Mountain View’s Dogcatcher will play at San Pedro Square Saturday, April 28, the first show in a monthly series called Daydream Nation that will last until August, and comes out of Bill O’Brien (of Save Alternative)’s efforts to showcase exceptional emerging Bay Area and San Jose artists.
It’s surprising to how much intense personal upheaval went into the gentle, jazz-inspired indie folk sounds of Dogcatcher’s debut record, KILR. 32-year old singer Andrew Heine wrote the record during a several-year stint as a bohemian artist in San Diego, which was a 180-degree change from his prior life. This dramatic shift in his life’s direction was a result of re-examining his life after going to Iraq as a Marine.
“I was a completely different person before. I went abroad completely conservative, a George Bush Republican. I came back a straight hippie,” Heine says.
The quiet intensity of KILR presents itself after several listens. Heine does not emote painful screams or make dramatic statements about Iraq, rather Heine exhibits the kind of self-reflection on the album where everything in his life is being looked at through a new lens.

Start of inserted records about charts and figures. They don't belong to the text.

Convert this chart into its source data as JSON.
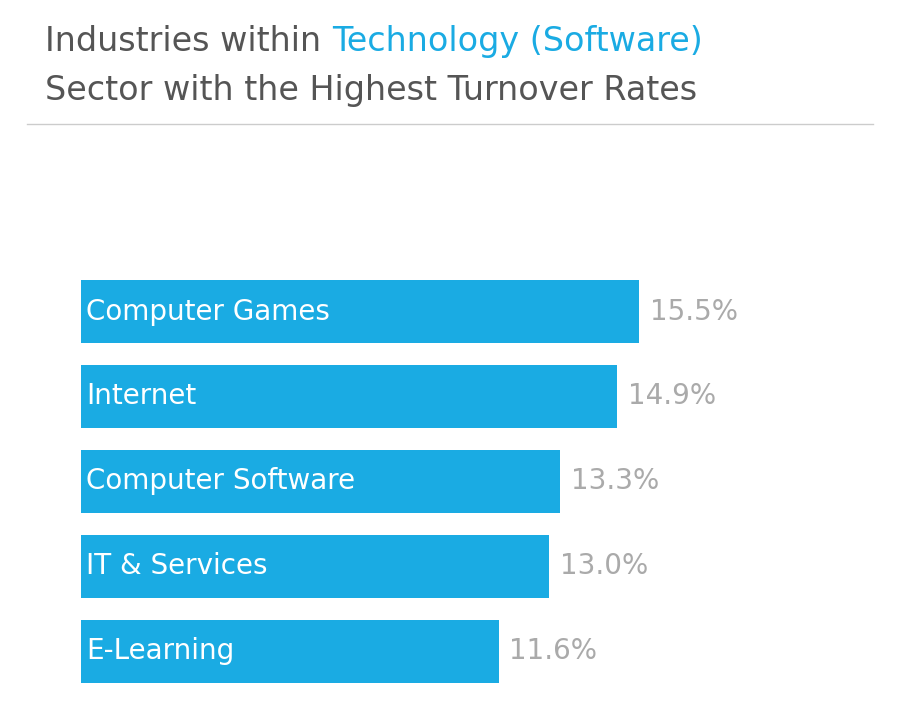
{
  "title_part1": "Industries within ",
  "title_highlight": "Technology (Software)",
  "title_line2": "Sector with the Highest Turnover Rates",
  "categories": [
    "Computer Games",
    "Internet",
    "Computer Software",
    "IT & Services",
    "E-Learning"
  ],
  "values": [
    15.5,
    14.9,
    13.3,
    13.0,
    11.6
  ],
  "labels": [
    "15.5%",
    "14.9%",
    "13.3%",
    "13.0%",
    "11.6%"
  ],
  "bar_color": "#1AABE3",
  "label_color": "#AAAAAA",
  "bar_text_color": "#FFFFFF",
  "title_color": "#555555",
  "highlight_color": "#1AABE3",
  "background_color": "#FFFFFF",
  "separator_color": "#CCCCCC",
  "bar_height": 0.75,
  "xlim": [
    0,
    19.5
  ],
  "title_fontsize": 24,
  "bar_label_fontsize": 20,
  "value_label_fontsize": 20
}
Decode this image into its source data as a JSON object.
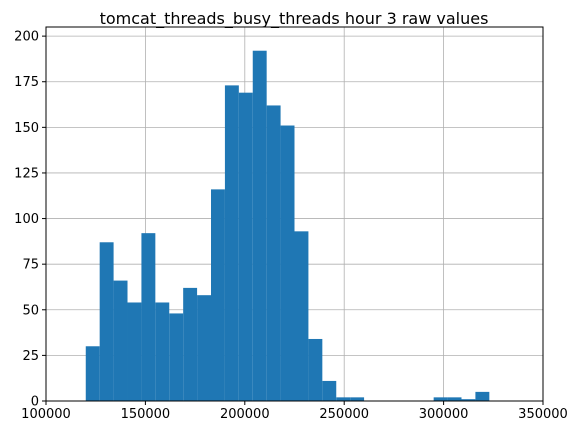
{
  "chart_data": {
    "type": "bar",
    "title": "tomcat_threads_busy_threads hour 3 raw values",
    "xlabel": "",
    "ylabel": "",
    "xlim": [
      100000,
      350000
    ],
    "ylim": [
      0,
      205
    ],
    "grid": true,
    "x_ticks": [
      100000,
      150000,
      200000,
      250000,
      300000,
      350000
    ],
    "y_ticks": [
      0,
      25,
      50,
      75,
      100,
      125,
      150,
      175,
      200
    ],
    "bar_color": "#1f77b4",
    "bins": [
      {
        "x0": 120000,
        "x1": 127000,
        "count": 30
      },
      {
        "x0": 127000,
        "x1": 134000,
        "count": 87
      },
      {
        "x0": 134000,
        "x1": 141000,
        "count": 66
      },
      {
        "x0": 141000,
        "x1": 148000,
        "count": 54
      },
      {
        "x0": 148000,
        "x1": 155000,
        "count": 92
      },
      {
        "x0": 155000,
        "x1": 162000,
        "count": 54
      },
      {
        "x0": 162000,
        "x1": 169000,
        "count": 48
      },
      {
        "x0": 169000,
        "x1": 176000,
        "count": 62
      },
      {
        "x0": 176000,
        "x1": 183000,
        "count": 58
      },
      {
        "x0": 183000,
        "x1": 190000,
        "count": 116
      },
      {
        "x0": 190000,
        "x1": 197000,
        "count": 173
      },
      {
        "x0": 197000,
        "x1": 204000,
        "count": 169
      },
      {
        "x0": 204000,
        "x1": 211000,
        "count": 192
      },
      {
        "x0": 211000,
        "x1": 218000,
        "count": 162
      },
      {
        "x0": 218000,
        "x1": 225000,
        "count": 151
      },
      {
        "x0": 225000,
        "x1": 232000,
        "count": 93
      },
      {
        "x0": 232000,
        "x1": 239000,
        "count": 34
      },
      {
        "x0": 239000,
        "x1": 246000,
        "count": 11
      },
      {
        "x0": 246000,
        "x1": 253000,
        "count": 2
      },
      {
        "x0": 253000,
        "x1": 260000,
        "count": 2
      },
      {
        "x0": 295000,
        "x1": 302000,
        "count": 2
      },
      {
        "x0": 302000,
        "x1": 309000,
        "count": 2
      },
      {
        "x0": 309000,
        "x1": 316000,
        "count": 1
      },
      {
        "x0": 316000,
        "x1": 323000,
        "count": 5
      }
    ]
  }
}
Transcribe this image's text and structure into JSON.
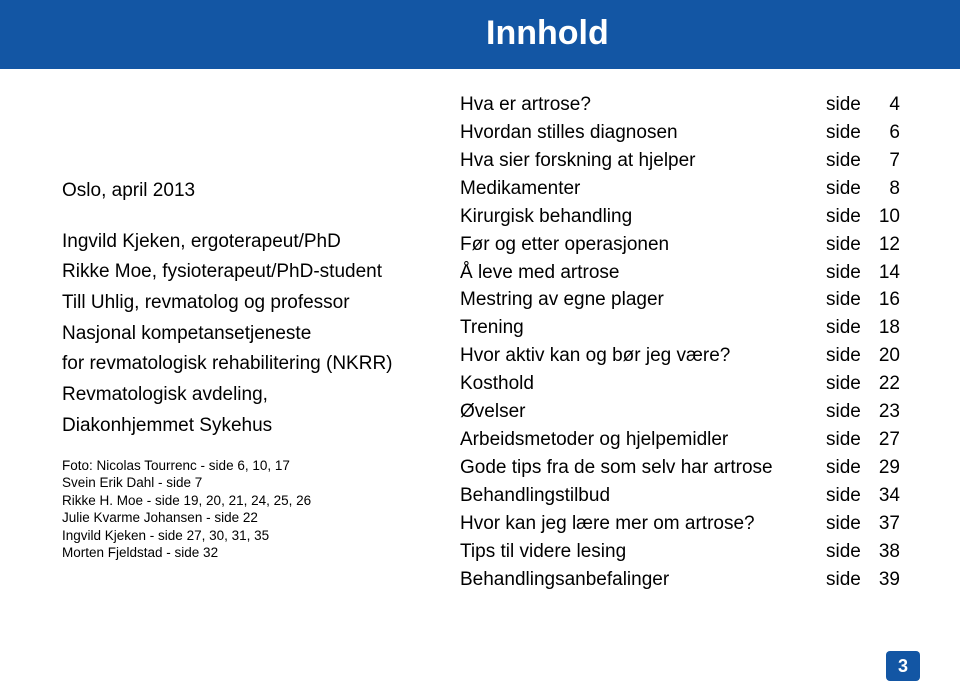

Before joining the Marines, Heine got a degree in engineering and was planning to get a good paying job in the engineering field, while playing bass in jazz bands as a hobby. He was told this was the smart thing to do. The war gave him first-hand experience to not take everything told to him at face value and to look at things from his own perspective.
“We were told that we are the good guys and they’re the bad guys. We’re not necessarily 100% the good guy. The Iraqi are definitely not all the bad guy. Everyone’s the same. We’re all just people. That’s something I came back from Iraq with,” Heine says.